Overall, while the CCPA and GDPR share some similarities, the GDPR is generally considered to be a stricter and more comprehensive regulation. However, both regulations have a global reach and require businesses to implement robust data privacy and protection measures to comply with their respective provisions.

CCPA compliance checklist

To ensure your website is compliant with the California Consumer Privacy Act (CCPA), you should consider the following steps as part of your CCPA compliance checklist:

  1. Determine if your business needs to comply with the CCPA: Make sure your organization falls within the scope of the CCPA, i.e., it collects personal information from California residents and meets specific thresholds.

  2. Map and inventory customer data: Identify the personal information your organization collects, processes, and stores, and create an inventory of the data and data sources.

  3. Create an opt-out page: Develop a web page that allows California residents to opt-out of the sale of their personal information.

  4. Promote the opt-out page: Make the opt-out page easily accessible and visible to consumers by providing a link on your website's homepage or within your privacy policy.

  5. Update privacy policy & disclosure notifications: Revise your organization's privacy policy to include CCPA-specific disclosures and inform consumers about their rights under the CCPA.

  6. Handle consumer data rights requests: Implement processes to promptly respond to and fulfill consumers' requests to access, delete, or opt-out of the sale of their personal information.

  7. Ensure non-discrimination: Ensure that your organization does not discriminate against consumers for exercising their CCPA rights, such as by denying goods or services or charging different prices.

  8. Address complaints: Establish a system to handle and resolve consumer complaints regarding CCPA compliance.

  9. Define breach thresholds & privacy team workflows for breach response: Develop protocols for identifying, reporting, and addressing data breaches in line with CCPA requirements.

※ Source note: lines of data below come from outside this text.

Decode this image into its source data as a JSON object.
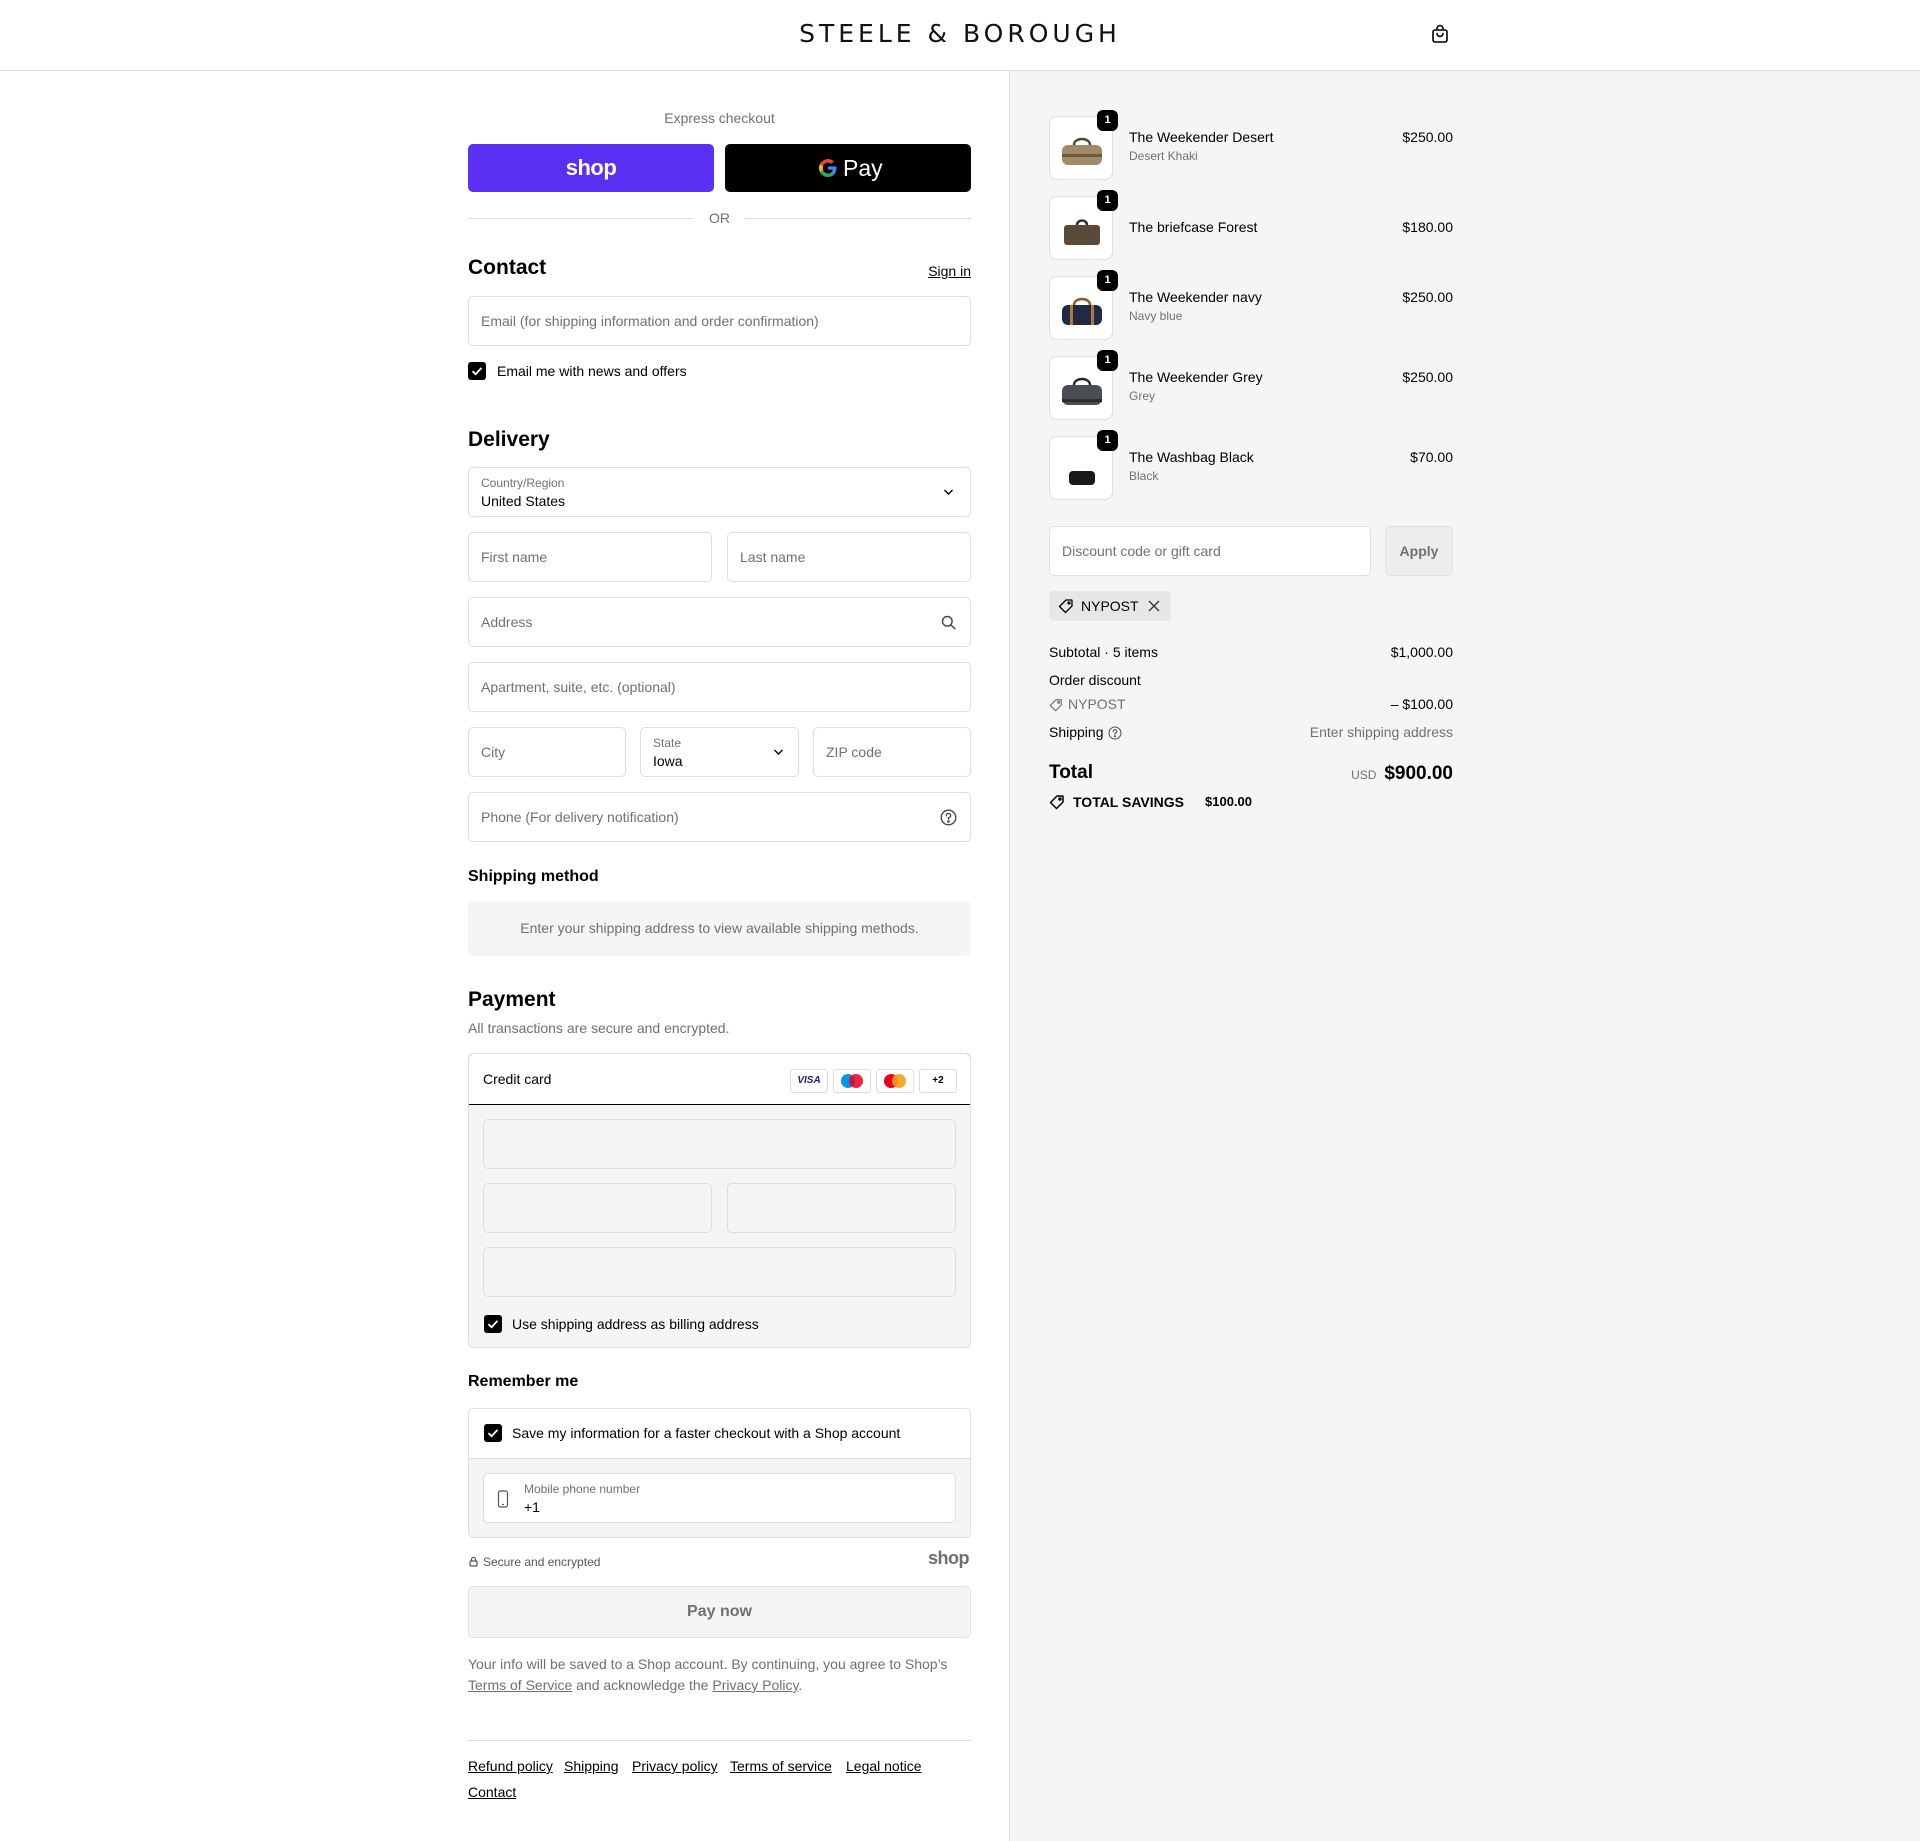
{
  "header": {
    "brand": "STEELE & BOROUGH",
    "cart_icon": "shopping-bag-icon"
  },
  "express": {
    "label": "Express checkout",
    "shop_pay_label": "shop",
    "gpay_label": "Pay",
    "or_label": "OR",
    "colors": {
      "shop": "#5a31f4",
      "gpay": "#000000"
    }
  },
  "contact": {
    "title": "Contact",
    "sign_in": "Sign in",
    "email_placeholder": "Email (for shipping information and order confirmation)",
    "newsletter_label": "Email me with news and offers",
    "newsletter_checked": true
  },
  "delivery": {
    "title": "Delivery",
    "country_label": "Country/Region",
    "country_value": "United States",
    "first_name_placeholder": "First name",
    "last_name_placeholder": "Last name",
    "address_placeholder": "Address",
    "apartment_placeholder": "Apartment, suite, etc. (optional)",
    "city_placeholder": "City",
    "state_label": "State",
    "state_value": "Iowa",
    "zip_placeholder": "ZIP code",
    "phone_placeholder": "Phone (For delivery notification)"
  },
  "shipping_method": {
    "title": "Shipping method",
    "message": "Enter your shipping address to view available shipping methods."
  },
  "payment": {
    "title": "Payment",
    "subtitle": "All transactions are secure and encrypted.",
    "method_label": "Credit card",
    "card_brands": [
      "VISA",
      "maestro",
      "mastercard"
    ],
    "more_cards": "+2",
    "billing_label": "Use shipping address as billing address",
    "billing_checked": true
  },
  "remember": {
    "title": "Remember me",
    "save_label": "Save my information for a faster checkout with a Shop account",
    "save_checked": true,
    "mobile_label": "Mobile phone number",
    "mobile_value": "+1"
  },
  "secure_label": "Secure and encrypted",
  "shop_logo_text": "shop",
  "pay_button": "Pay now",
  "legal": {
    "text_1": "Your info will be saved to a Shop account. By continuing, you agree to Shop’s",
    "terms_link": "Terms of Service",
    "text_2": "and acknowledge the",
    "privacy_link": "Privacy Policy",
    "text_3": "."
  },
  "footer_links": [
    "Refund policy",
    "Shipping",
    "Privacy policy",
    "Terms of service",
    "Legal notice",
    "Contact"
  ],
  "order": {
    "products": [
      {
        "name": "The Weekender Desert",
        "variant": "Desert Khaki",
        "price": "$250.00",
        "qty": "1",
        "color": "#a08a6a"
      },
      {
        "name": "The briefcase Forest",
        "variant": "",
        "price": "$180.00",
        "qty": "1",
        "color": "#5a4a3a"
      },
      {
        "name": "The Weekender navy",
        "variant": "Navy blue",
        "price": "$250.00",
        "qty": "1",
        "color": "#1f2a44"
      },
      {
        "name": "The Weekender Grey",
        "variant": "Grey",
        "price": "$250.00",
        "qty": "1",
        "color": "#4a4d52"
      },
      {
        "name": "The Washbag Black",
        "variant": "Black",
        "price": "$70.00",
        "qty": "1",
        "color": "#1a1a1a"
      }
    ],
    "discount_placeholder": "Discount code or gift card",
    "apply_label": "Apply",
    "applied_code": "NYPOST",
    "subtotal_label": "Subtotal · 5 items",
    "subtotal_value": "$1,000.00",
    "order_discount_label": "Order discount",
    "discount_code": "NYPOST",
    "discount_value": "– $100.00",
    "shipping_label": "Shipping",
    "shipping_value": "Enter shipping address",
    "total_label": "Total",
    "currency": "USD",
    "total_value": "$900.00",
    "savings_label": "TOTAL SAVINGS",
    "savings_value": "$100.00"
  }
}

  10. Align your teams and suppliers: Communicate CCPA requirements to your teams and suppliers, ensuring that all parties involved in handling personal information are aware of their obligations under the CCPA.

This list is not exhaustive but provides a good starting point for organizations aiming to achieve CCPA compliance. Additional steps and requirements may be necessary depending on your organization's specific circumstances.

The California Consumer Privacy Act (CCPA) represents a significant step forward in safeguarding personal information and promoting data privacy in the United States. By granting consumers rights over their data and holding businesses accountable for the collection, use, and disclosure of personal information, the CCPA has set a high standard for future data protection legislation.